Trish is the receptionist at our Lee Street building. She greets visitors and mans the counter in our store. She also speaks up with ideas on how to improve our operations. “If I see something that needs to be changed, I bug people till they do it.”
When Trish was a young girl, years before tragedy struck, she prayed that someday God would send her a kind man—one who would love her and help her meet the challenges of life.
Kneeling in her bedroom in a small house in High Point, Trish had no way of knowing that she would face challenges so steep that only a man of uncommon kindness would be willing to share her burden.
When she was 15 years old, Trish was strolling along a stretch of beach. She was approached by a man who brandished a gun and forced her to walk with him. After a while she tried to escape and the man shot her three times.
The damage was permanent. One bullet lodged in her brain and wiped out most of her vision, as well as her hearing in one ear. She was paralyzed on one side of her body.
Trish was forced to accept the almost unbearable fact that she would never live a normal life. She returned to school in a wheelchair which, for a while, drove a wedge between her and her fellow students, who were made uneasy by it. But by the time Trish graduated, those same students—inspired by her example—named her Most Courageous Senior.
The bullets had extinguished not just most of Trish’s eyesight, but all her hopes of finding that partner who would share her life. But then one day, she met a man named Doug at a church retreat at, of all places, a beach. When their eyes met, Trish says, “The Lord told me Doug would be my husband.”
If it was indeed God’s will, His plan unfolded slowly. Despite what Trish knew in her heart, she and Doug were just friends for many years. But they grew closer and finally, five years after they met, Doug broached the subject of matrimony by asking Trish “What do you think Mama would say if we got married?”

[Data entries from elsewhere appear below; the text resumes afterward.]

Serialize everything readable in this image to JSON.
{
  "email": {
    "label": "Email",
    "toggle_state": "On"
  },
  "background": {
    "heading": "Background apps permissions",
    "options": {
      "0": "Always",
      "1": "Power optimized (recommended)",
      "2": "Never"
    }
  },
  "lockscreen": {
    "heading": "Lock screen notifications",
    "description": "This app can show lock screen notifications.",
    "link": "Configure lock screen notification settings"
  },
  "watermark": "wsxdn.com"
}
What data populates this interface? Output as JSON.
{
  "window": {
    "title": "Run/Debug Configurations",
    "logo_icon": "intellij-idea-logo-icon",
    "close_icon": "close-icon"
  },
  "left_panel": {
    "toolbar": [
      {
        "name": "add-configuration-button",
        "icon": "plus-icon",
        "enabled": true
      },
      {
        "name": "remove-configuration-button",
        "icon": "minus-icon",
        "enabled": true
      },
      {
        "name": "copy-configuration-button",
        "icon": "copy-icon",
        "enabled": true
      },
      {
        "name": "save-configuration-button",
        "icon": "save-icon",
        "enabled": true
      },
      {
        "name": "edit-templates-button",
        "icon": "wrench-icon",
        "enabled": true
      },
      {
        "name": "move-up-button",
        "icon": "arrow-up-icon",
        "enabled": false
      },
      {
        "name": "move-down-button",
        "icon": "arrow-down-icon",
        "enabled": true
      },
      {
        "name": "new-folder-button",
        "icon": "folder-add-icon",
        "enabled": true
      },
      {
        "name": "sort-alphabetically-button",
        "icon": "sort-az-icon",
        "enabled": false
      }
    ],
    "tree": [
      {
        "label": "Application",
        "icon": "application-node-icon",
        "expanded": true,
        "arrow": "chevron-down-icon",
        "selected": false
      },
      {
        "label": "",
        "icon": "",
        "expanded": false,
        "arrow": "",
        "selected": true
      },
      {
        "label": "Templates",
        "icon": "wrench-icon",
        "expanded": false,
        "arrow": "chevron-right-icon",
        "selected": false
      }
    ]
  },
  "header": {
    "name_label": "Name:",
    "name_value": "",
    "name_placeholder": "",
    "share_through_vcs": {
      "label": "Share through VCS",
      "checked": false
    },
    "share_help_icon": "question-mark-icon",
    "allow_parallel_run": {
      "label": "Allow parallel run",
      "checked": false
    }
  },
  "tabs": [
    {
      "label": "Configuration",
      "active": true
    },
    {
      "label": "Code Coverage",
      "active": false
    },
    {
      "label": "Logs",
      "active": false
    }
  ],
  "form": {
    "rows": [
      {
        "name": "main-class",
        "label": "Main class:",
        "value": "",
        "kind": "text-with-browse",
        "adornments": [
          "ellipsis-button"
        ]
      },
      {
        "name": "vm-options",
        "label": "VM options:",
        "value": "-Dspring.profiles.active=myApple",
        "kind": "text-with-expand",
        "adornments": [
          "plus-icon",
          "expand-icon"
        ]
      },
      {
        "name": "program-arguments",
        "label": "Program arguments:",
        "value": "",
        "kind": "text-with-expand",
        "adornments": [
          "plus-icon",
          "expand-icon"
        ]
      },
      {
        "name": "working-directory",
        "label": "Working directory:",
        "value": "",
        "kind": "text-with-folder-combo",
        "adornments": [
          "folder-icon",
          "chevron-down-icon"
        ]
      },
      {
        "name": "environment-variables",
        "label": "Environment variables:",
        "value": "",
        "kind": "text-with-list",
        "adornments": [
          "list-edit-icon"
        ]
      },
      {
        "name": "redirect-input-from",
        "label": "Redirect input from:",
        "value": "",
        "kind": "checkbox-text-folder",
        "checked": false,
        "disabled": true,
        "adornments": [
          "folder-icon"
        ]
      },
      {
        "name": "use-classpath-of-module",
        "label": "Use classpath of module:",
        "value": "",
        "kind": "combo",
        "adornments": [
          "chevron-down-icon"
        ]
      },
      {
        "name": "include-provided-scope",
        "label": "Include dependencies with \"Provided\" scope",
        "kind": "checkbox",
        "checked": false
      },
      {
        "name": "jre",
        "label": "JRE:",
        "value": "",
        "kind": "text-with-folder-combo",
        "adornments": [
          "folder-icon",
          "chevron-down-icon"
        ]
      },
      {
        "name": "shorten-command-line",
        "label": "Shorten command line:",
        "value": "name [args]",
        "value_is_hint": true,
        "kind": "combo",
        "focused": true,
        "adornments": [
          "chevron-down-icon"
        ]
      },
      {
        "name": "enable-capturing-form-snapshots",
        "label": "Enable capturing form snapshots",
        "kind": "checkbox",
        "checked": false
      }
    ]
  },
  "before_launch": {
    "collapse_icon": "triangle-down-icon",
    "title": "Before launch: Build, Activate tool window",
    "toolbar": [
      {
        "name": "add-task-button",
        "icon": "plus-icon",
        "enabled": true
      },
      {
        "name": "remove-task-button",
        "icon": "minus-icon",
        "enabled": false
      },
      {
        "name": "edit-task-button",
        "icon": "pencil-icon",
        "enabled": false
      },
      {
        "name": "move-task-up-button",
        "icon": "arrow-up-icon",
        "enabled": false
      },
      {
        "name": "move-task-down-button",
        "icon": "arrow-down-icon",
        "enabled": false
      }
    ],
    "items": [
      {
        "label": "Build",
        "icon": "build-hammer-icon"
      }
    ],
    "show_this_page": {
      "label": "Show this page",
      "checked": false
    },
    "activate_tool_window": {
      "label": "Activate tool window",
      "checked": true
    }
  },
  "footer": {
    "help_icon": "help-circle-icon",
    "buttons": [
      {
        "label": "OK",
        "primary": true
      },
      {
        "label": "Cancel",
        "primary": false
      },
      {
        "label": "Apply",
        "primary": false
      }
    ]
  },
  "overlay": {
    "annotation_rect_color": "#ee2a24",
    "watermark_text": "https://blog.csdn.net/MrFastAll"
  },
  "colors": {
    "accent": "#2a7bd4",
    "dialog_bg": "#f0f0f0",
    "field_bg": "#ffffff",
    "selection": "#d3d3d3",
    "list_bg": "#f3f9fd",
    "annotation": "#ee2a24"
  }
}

Asked today if Doug was the answer to her prayers, Trish doesn’t answer right away. Her eyes redden and brim with tears. She softly says, “He shows it every day.”
For someone who has faced almost unimaginable horror, Trish today is unexpectedly good natured. Her mom has always known this about her. Trish was such a talkative, outgoing girl her 4th grade teacher noted it as a problem. Her mother saw the brighter side: “One day you’re going to make a great receptionist.” Trish thought so, too.
So years later, when Trish heard about a receptionist job at IOB, she tried not to get too excited. She applied for the job but told no one at the Sears computer center where she worked. When she learned she’d won the job, she let out a shriek of joy.
In 2000, Trish was selected from among hundreds of candidates across the country to receive the Milton J. Samuelson Career Achievement Award. Her colleagues at IOB were as thrilled as she was. On hearing about the magnificent ceremony where Trish would be honored, a friend exclaimed “You’re going to be treated like Cinderella!”
“And I was,” she says. She and Doug flew to San Antonio for the gala. Doug got her to a salon across the street from the hotel, where beauticians prepared her for the big moment.
“They put one hundred pins in my hair! It was one day I will never forget.”